There can be no place for racial discrimination among Christians or any civilized people. IS is the example of what it leads to. It was through the sharing of hospitality that Peter was able to overcome his racial prejudice and his classification of people into “clean and unclean.” At first, that prevented him from accepting the hospitality of the Roman soldier Cornelius who invited him into his house (Acts 10: 28-11;12). Not only were Roman soldiers considered oppressors of the Jewish people but a Jew would be “contaminated” by being with such a Gentile and by entering his house. 

Jesus had no such reservations. All people of all races and cultures were to be welcomed into the hospitality of the Kingdom. It took a vision, divine intervention perhaps, for Peter to overcome his reluctance to enter the house of a Gentile. But when he did, they welcomed him openly. Cornelius and all households and friends were filled with the Holy Spirit, believed in Jesus, and were baptized. Hospitality was the channel of overcoming such cultural and racial divides in the Early Church. Christianity spread through the Roman world. For all of us, hospitality is the way to bring together the abandoned, the lost, the lonely, and the oppressed into the Kingdom and into our communities, homes and lives.

 

HOSPITALITY IN ACTION 

As a young boy in my home in South Dublin, I was greatly impressed by the hospitality that my parents gave to the “travelers” – the poorest of the poor in the 1950s in Ireland who were looked down upon as inferior.

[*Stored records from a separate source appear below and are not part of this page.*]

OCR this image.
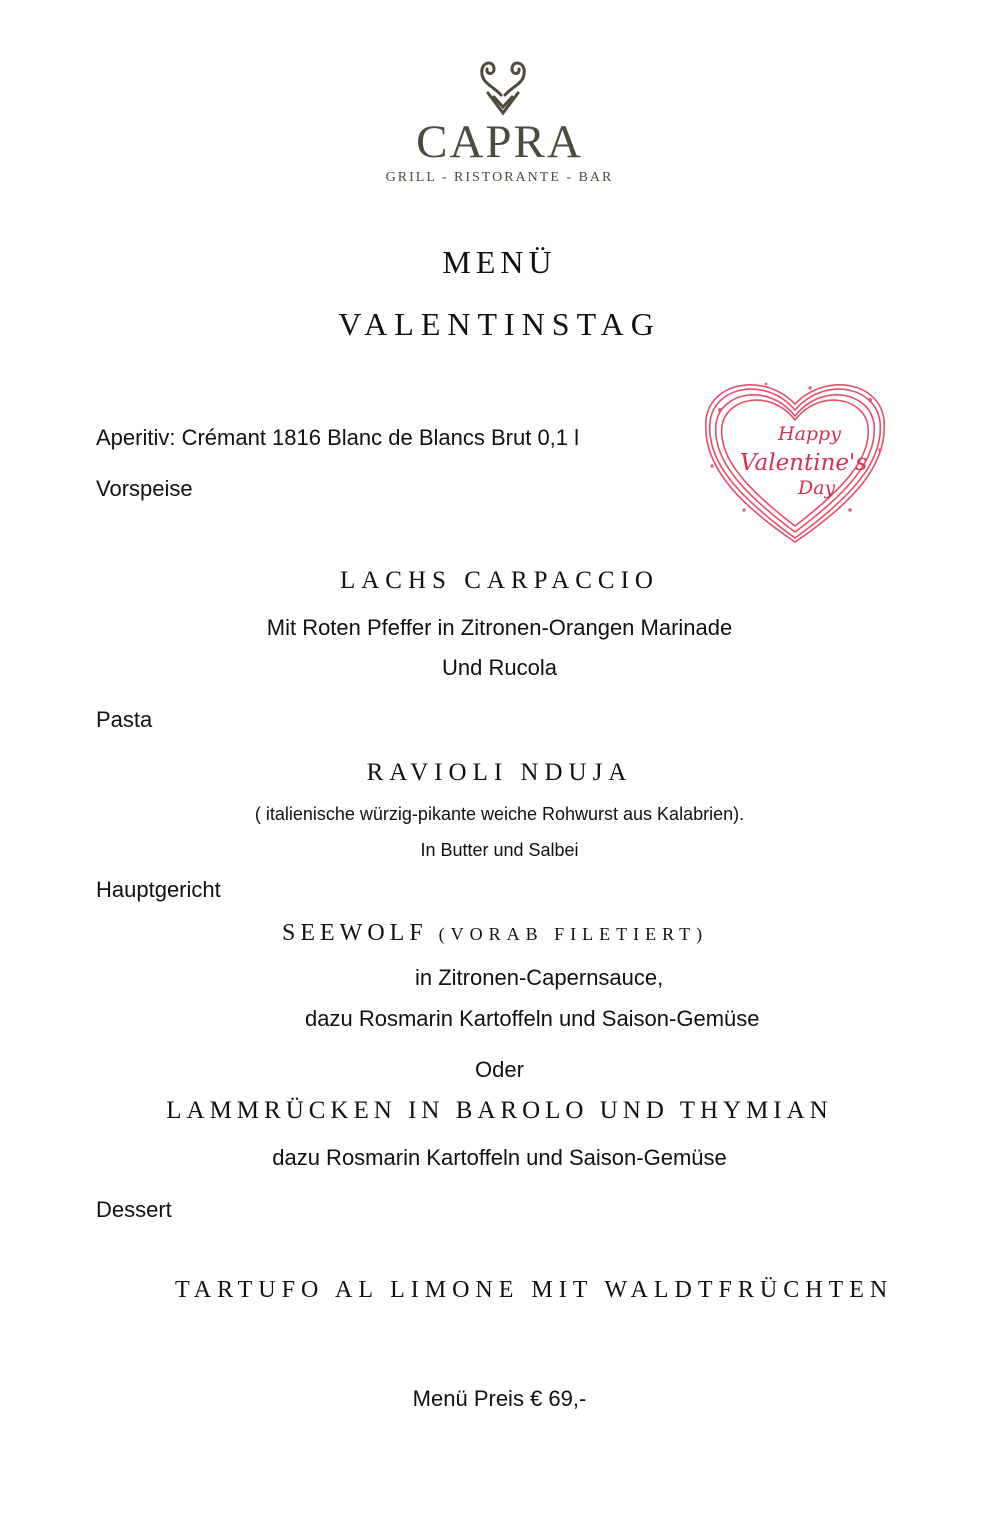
CAPRA
GRILL - RISTORANTE - BAR
MENÜ
VALENTINSTAG
Happy
Valentine's
Day
Aperitiv: Crémant 1816 Blanc de Blancs Brut 0,1 l
Vorspeise
LACHS CARPACCIO
Mit Roten Pfeffer in Zitronen-Orangen Marinade
Und Rucola
Pasta
RAVIOLI NDUJA
( italienische würzig-pikante weiche Rohwurst aus Kalabrien).
In Butter und Salbei
Hauptgericht
SEEWOLF (VORAB FILETIERT)
in Zitronen-Capernsauce,
dazu Rosmarin Kartoffeln und Saison-Gemüse
Oder
LAMMRÜCKEN IN BAROLO UND THYMIAN
dazu Rosmarin Kartoffeln und Saison-Gemüse
Dessert
TARTUFO AL LIMONE MIT WALDTFRÜCHTEN
Menü Preis € 69,-
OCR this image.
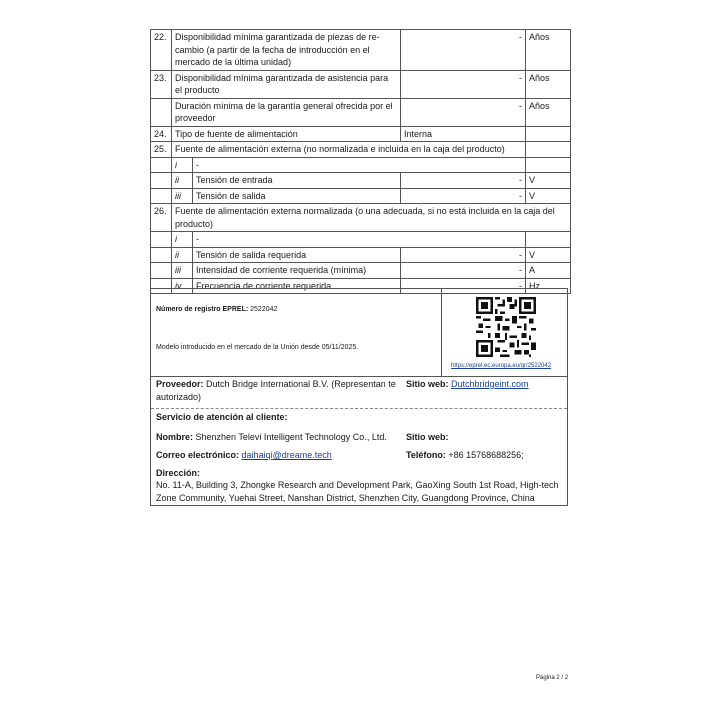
22.	Disponibilidad mínima garantizada de piezas de re-cambio (a partir de la fecha de introducción en el mercado de la última unidad)		-	Años
23.	Disponibilidad mínima garantizada de asistencia para el producto		-	Años
	Duración mínima de la garantía general ofrecida por el proveedor		-	Años
24.	Tipo de fuente de alimentación		Interna	
25.	Fuente de alimentación externa (no normalizada e incluida en la caja del producto)			
	i	-		
	ii	Tensión de entrada	-	V
	iii	Tensión de salida	-	V
26.	Fuente de alimentación externa normalizada (o una adecuada, si no está incluida en la caja del producto)			
	i	-		
	ii	Tensión de salida requerida	-	V
	iii	Intensidad de corriente requerida (mínima)	-	A
	iv	Frecuencia de corriente requerida	-	Hz
Número de registro EPREL: 2522042
Modelo introducido en el mercado de la Unión desde 05/11/2025.
https://eprel.ec.europa.eu/qr/2522042
Proveedor: Dutch Bridge International B.V. (Representan te autorizado)
Sitio web: Dutchbridgeint.com
Servicio de atención al cliente:
Nombre: Shenzhen Televi Intelligent Technology Co., Ltd. Sitio web:
Correo electrónico: daihaiqi@dreame.tech	Teléfono: +86 15768688256;
Dirección:
No. 11-A, Building 3, Zhongke Research and Development Park, GaoXing South 1st Road, High-tech Zone Community, Yuehai Street, Nanshan District, Shenzhen City, Guangdong Province, China
Página 2 / 2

Although not very well-off, my parents, John and Mary, regularly welcomed the poor in our front garden. They were a large family of a dozen children, too many to fit in our small front room. They made themselves comfortable on picnic blankets under the trees in the front garden and were fed with a big meal which I was assigned to serve them. My mother gave the children clothes and a parting gift of five shillings to the family. That was the weekly act of hospitality we had for years. 

Perhaps that hospitality inspired me to become a missionary and, until today, I extend hospitality to the victims of rape and abuse and human trafficking. There are almost a hundred abandoned and abused children in the Preda Foundation Homes. Hospitality is the hand of God working through us, welcoming the strangers and the needy.